Bong Joon-HoThe gripping films of Korean enfant terrible Bong Joon-ho (b. 1969) offer engaging and intense reinventions of popular genres. His four feature films are animated by a flair for dramatic cinematic storytelling and sharp yet subtle commentary on the historical and political complexities of present-day Korean society.

Bong’s singular talent lies in his ability to interweave multiple narrative strands, a wide range of memorable characters, and a dramatic spectrum of moods, from elegiac to terrifying to charming. Bong’s dark crime stories offer him the broadest range to fully sound the depths of his open-ended characters – and, by extension, the Korean nation. Ultimately, his work presents a cynical view of human nature, with the bonds of family, community and friendship constantly broken by cruelty, apathy and hypocrisy. Bong’s seemingly straightforward narratives are shadowed by strange enigmas, not so much over what is happening but in what the events ultimately mean. One is never certain whether his characters should be understood as heroic, tragic, grotesque or comic, an unsettling ambiguity that lends Bong’s films their haunting emotional depths. (Harvard Film Archive)

After completing only three feature films, writer and director Bong Joon-ho’s undeniable talent pushed him to the forefront of the Korean film industry. Barking Dogs Never Bite (2000), part black comedy and part social satire, indicated the arrival of a unique sensibility. Memories of Murder (2003) was a gripping thriller about a series of unsolved murders in the 1980s. The Host (2006) followed a family as they dealt with a monster that rose from the Han River in the middle of Seoul.

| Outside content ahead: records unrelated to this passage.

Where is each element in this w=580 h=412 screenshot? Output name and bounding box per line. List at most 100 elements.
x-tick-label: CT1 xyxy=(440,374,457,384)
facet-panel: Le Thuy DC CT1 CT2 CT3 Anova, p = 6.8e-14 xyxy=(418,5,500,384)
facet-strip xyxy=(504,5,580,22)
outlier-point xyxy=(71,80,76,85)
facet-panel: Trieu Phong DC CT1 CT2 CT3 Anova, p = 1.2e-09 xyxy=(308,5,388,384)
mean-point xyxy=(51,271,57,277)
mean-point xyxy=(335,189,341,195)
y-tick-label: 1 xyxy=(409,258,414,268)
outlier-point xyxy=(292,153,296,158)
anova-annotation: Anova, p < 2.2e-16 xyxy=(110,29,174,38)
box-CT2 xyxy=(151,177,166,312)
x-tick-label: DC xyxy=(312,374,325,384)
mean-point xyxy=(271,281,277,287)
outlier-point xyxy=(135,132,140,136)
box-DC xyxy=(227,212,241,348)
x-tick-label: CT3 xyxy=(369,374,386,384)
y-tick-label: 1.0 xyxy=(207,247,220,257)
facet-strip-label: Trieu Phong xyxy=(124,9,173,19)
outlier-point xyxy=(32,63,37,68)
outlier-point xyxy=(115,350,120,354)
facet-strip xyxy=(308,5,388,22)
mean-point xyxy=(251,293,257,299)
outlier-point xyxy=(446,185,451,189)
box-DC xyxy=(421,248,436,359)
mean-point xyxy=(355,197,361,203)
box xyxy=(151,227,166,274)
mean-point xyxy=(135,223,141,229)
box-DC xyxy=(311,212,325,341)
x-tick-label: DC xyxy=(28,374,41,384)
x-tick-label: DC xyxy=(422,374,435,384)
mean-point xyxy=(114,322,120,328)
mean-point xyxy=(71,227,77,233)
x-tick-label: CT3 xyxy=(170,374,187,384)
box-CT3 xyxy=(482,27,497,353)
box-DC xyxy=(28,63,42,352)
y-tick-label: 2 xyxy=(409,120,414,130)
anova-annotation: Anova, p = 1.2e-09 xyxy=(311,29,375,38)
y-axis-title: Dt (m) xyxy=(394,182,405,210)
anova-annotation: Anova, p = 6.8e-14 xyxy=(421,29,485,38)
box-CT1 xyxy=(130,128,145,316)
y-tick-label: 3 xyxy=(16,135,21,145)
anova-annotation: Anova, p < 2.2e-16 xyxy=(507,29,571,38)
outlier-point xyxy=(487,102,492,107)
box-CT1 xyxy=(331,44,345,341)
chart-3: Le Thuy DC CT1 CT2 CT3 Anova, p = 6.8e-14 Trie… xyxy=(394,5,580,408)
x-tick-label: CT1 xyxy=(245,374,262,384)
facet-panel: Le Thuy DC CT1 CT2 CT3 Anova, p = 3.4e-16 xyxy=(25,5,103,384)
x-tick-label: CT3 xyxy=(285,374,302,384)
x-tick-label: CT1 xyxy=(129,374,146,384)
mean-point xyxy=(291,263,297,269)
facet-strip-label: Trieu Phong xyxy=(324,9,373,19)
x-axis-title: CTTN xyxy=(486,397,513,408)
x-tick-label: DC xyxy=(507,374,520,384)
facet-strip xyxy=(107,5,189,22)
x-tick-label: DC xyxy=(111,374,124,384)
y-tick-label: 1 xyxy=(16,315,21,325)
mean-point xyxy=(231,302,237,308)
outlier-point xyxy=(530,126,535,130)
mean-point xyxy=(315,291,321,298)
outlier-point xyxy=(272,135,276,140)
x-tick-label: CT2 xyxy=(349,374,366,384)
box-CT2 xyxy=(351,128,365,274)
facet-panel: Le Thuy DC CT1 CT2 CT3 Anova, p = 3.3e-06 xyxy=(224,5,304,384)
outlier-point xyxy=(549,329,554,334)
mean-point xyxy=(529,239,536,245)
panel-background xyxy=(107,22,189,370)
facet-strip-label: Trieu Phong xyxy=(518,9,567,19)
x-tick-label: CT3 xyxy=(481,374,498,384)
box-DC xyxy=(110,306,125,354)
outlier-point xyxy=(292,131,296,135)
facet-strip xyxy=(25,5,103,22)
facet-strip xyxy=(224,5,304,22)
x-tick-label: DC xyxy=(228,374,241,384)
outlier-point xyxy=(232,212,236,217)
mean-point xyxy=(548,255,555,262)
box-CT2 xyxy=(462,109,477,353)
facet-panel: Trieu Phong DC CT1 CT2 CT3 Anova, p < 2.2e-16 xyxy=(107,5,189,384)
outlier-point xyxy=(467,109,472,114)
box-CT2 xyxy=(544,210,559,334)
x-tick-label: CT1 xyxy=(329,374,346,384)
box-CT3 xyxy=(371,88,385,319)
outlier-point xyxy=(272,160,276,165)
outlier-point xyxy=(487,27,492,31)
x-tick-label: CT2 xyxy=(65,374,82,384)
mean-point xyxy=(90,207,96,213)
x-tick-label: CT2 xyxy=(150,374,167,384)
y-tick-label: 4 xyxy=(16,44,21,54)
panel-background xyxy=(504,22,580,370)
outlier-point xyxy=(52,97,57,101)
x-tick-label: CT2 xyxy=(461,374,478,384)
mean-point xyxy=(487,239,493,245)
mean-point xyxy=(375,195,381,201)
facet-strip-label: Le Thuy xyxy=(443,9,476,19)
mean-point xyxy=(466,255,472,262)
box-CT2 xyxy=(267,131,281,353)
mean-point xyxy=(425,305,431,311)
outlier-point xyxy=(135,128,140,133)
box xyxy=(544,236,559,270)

The films of Bong Joon-ho regularly, and brilliantly, break with convention, thanks to an imagination that is not confined to the accepted parameters of humor, suspense, or horror. Bong Joon-ho remains a director of intimacy even as he puts himself in the public eye, and despite holding the Korean box office admissions record (with 13 million ticket sales for The Host), he chose to examine the simple figure of the mother for his latest film. Mother (2009) dissolves Korean social realism and family drama in a vat of larger-than-life imagination. Bong turns his camera on a figure well known to all, once again exploring it through unexpected cinematic aspects.